China's 1982 Constitution will be amended for the fourth time when the country's top legislature holds its annual meeting.
The Constitution is the fundamental law of the State with supreme legal authority.
People of all nationalities, all State organs, the armed forces, all political parties and public organizations and all enterprises and undertakings in the country must take the Constitution as the basic norm of conduct. They have the duty to uphold the dignity of the Constitution and ensure its implementation.
No law or administrative or local rule or regulations can contravene the Constitution.
All acts in violation of the Constitution and the law must be investigated. No organization or individual is above the Constitution and the law.
The National People's Congress (NPC) and its permanent body -- the NPC Standing Committee -- supervise the enforcement of the Constitution.
The Constitution's status is also reflected by the peculiar procedures tied to the process of amending it. Only the NPC, the country's top legislature, is empowered to amend the Constitution.
The NPC Standing Committee or more than one-fifth of the deputies to the NPC have the rights to propose amendments to the Constitution.
The amendment will not be adopted without approval from a majority of more than two-thirds of all the deputies to the Congress.
Other statutes and resolutions are adopted by a simple majority vote of the deputies to the NPC.
The Standing Committee of the 10th NPC initiated the amendment process by passing a draft of the amendment in December. The draft will be submitted to the second plenary session of the 10th NPC next week. In fact, the current Constitution is the fourth Constitution in the history of the People's Republic of China since it was founded on October 1, 1949.

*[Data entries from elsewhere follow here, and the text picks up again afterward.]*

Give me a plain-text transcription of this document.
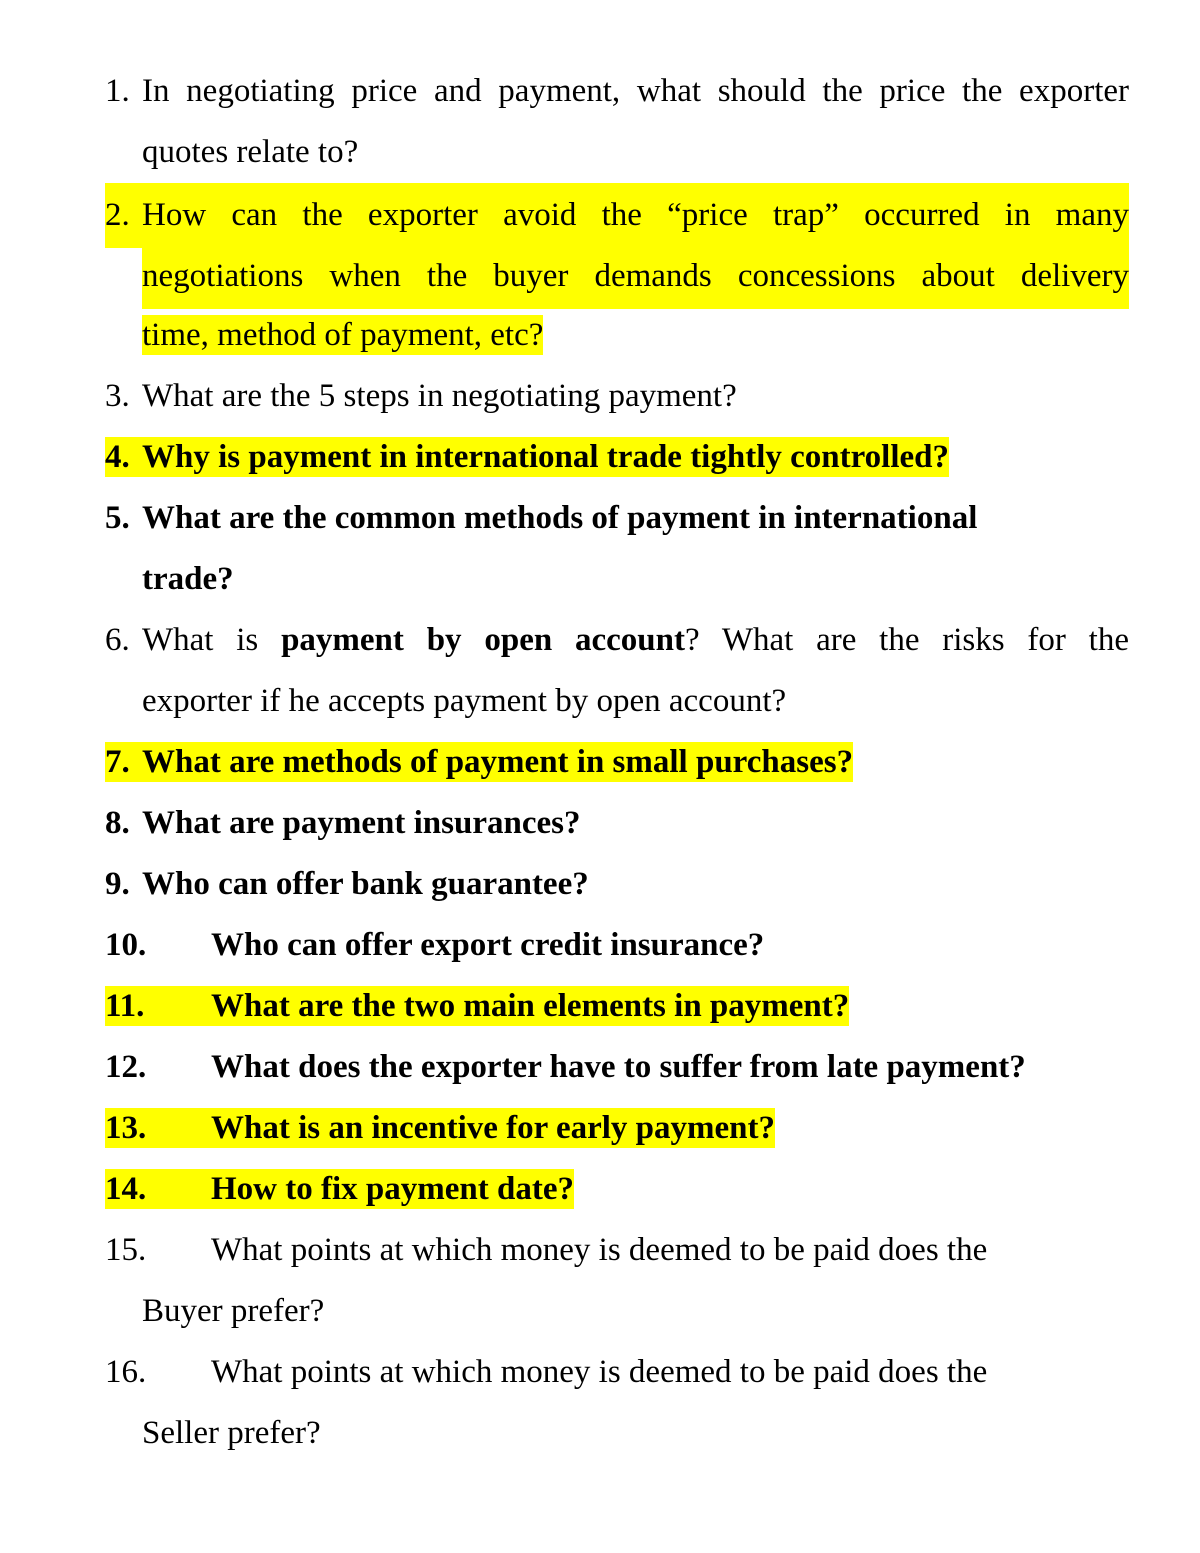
1. In negotiating price and payment, what should the price the exporter
quotes relate to?
2. How can the exporter avoid the “price trap” occurred in many
negotiations when the buyer demands concessions about delivery
time, method of payment, etc?
3. What are the 5 steps in negotiating payment?
4. Why is payment in international trade tightly controlled?
5. What are the common methods of payment in international
trade?
6. What is payment by open account? What are the risks for the
exporter if he accepts payment by open account?
7. What are methods of payment in small purchases?
8. What are payment insurances?
9. Who can offer bank guarantee?
10. Who can offer export credit insurance?
11. What are the two main elements in payment?
12. What does the exporter have to suffer from late payment?
13. What is an incentive for early payment?
14. How to fix payment date?
15. What points at which money is deemed to be paid does the
Buyer prefer?
16. What points at which money is deemed to be paid does the
Seller prefer?
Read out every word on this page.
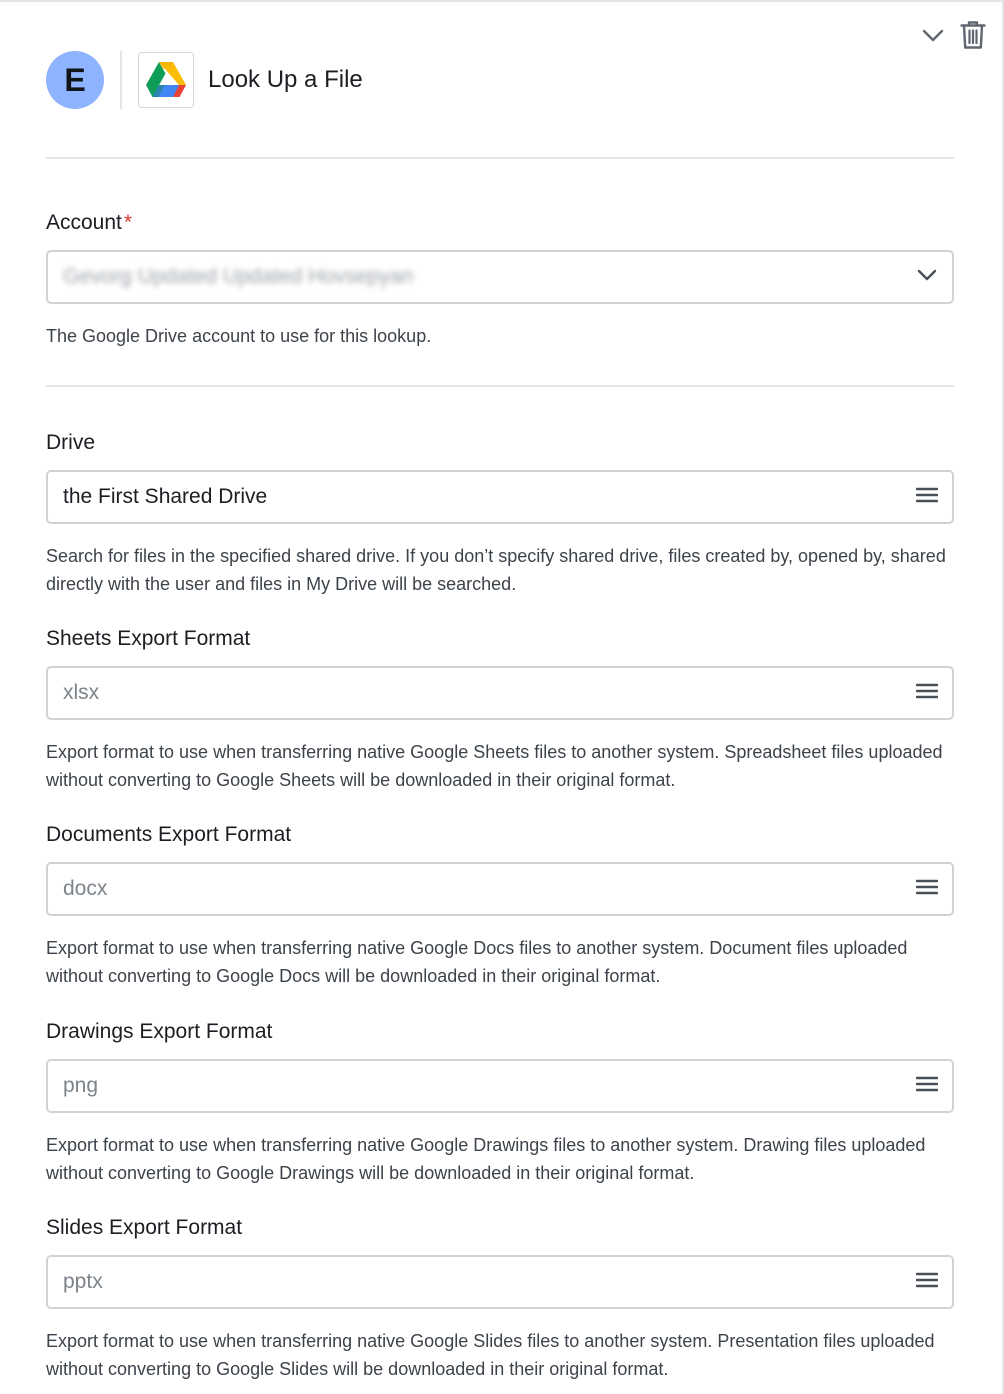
E	Look Up a File
Account*
Gevorg Updated Updated Hovsepyan
The Google Drive account to use for this lookup.
Drive
the First Shared Drive
Search for files in the specified shared drive. If you don’t specify shared drive, files created by, opened by, shared directly with the user and files in My Drive will be searched.
Sheets Export Format
xlsx
Export format to use when transferring native Google Sheets files to another system. Spreadsheet files uploaded without converting to Google Sheets will be downloaded in their original format.
Documents Export Format
docx
Export format to use when transferring native Google Docs files to another system. Document files uploaded without converting to Google Docs will be downloaded in their original format.
Drawings Export Format
png
Export format to use when transferring native Google Drawings files to another system. Drawing files uploaded without converting to Google Drawings will be downloaded in their original format.
Slides Export Format
pptx
Export format to use when transferring native Google Slides files to another system. Presentation files uploaded without converting to Google Slides will be downloaded in their original format.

Two days before the founding of the New China, the first plenary session of the First Chinese People's Political Consultative Conference adopted the Common Programme of the Chinese People's Political Consultative Conference. It served as a temporary constitution for the country against a special historical background.
In September, 1954, right after the people's congress system was established through general elections, the first plenary session of the First NPC adopted the country's first official Constitution.
It fixed the people's democracy and the socialist principle, the Party's general political lines in the country's transitional period, basic social system and State system as well as the basic rights and obligations of citizens.
However, effective implementation of the 1954 Constitution only lasted three years. It virtually collapsed when the Communist Party of China launched the campaign against bourgeois Rightists in 1957.
The Fourth NPC adopted the country's second Constitution in 1975, when the Cultural Revolution entered into the ninth year. The 1975 Constitution was poorly drafted because the devastating Cultural Revolution had drawn the whole nation into political disorder, social disturbance and economic paralysis.
The third Constitution was adopted in 1978, shortly after the end of the Cultural Revolution and the country started to bring order out of extreme chaos.
The 1978 Constitution could hardly play in tune with the country's progress although it was amended in 1979 and 1980 respectively.
Therefore, the central committee of Communist Party of China proposed to the presidium of the third plenary session of the Fifth NPC to make drastic revisions.
It took a special committee on Constitution amendment two years and three months to draft a new Constitution that fit into China's real situation.
The draft also went through a four-month-long civil debate started in April, 1982. The committee revised roughly 100 items in the draft on the basis of the national debate, which involved nearly 80 per cent of Chinese citizens.
The 1982 Constitution, China's current Constitution, was enacted in December 1982 during the fifth plenary session of the 5th NPC.
Prior to the current Constitution amending process, China's 1982 Constitution was amended in 1988, 1993 and 1999 respectively, marking major economic and social progress.
Previous amendments covered 17 articles of the Constitution.
The 1988 amendment affirmed the legal status of the private sector, stating it complements the socialist economy.
The 1993 amendment declared China will practice a market economy instead of a planned economy.
The 1999 amendment declared China will practice the rule of law and also upgraded the private sector from "complement of the socialist economy" to "an important component" of the country's market economy.
This amendment is widely regarded as milestone in private sector development.
Analysts said the fourth Constitution amendment will surmount previous three amendments in both quantity and spectrum.
The draft amendment to the Constitution is expected to inject stronger protection of private property rights, clarify that the country respects and safeguards human rights, and strengthen social security among other things.
More important, Professor Hu Jinguang of Renmin University of China, said this amendment is being conducted amid increased constitutionalism awareness among the public.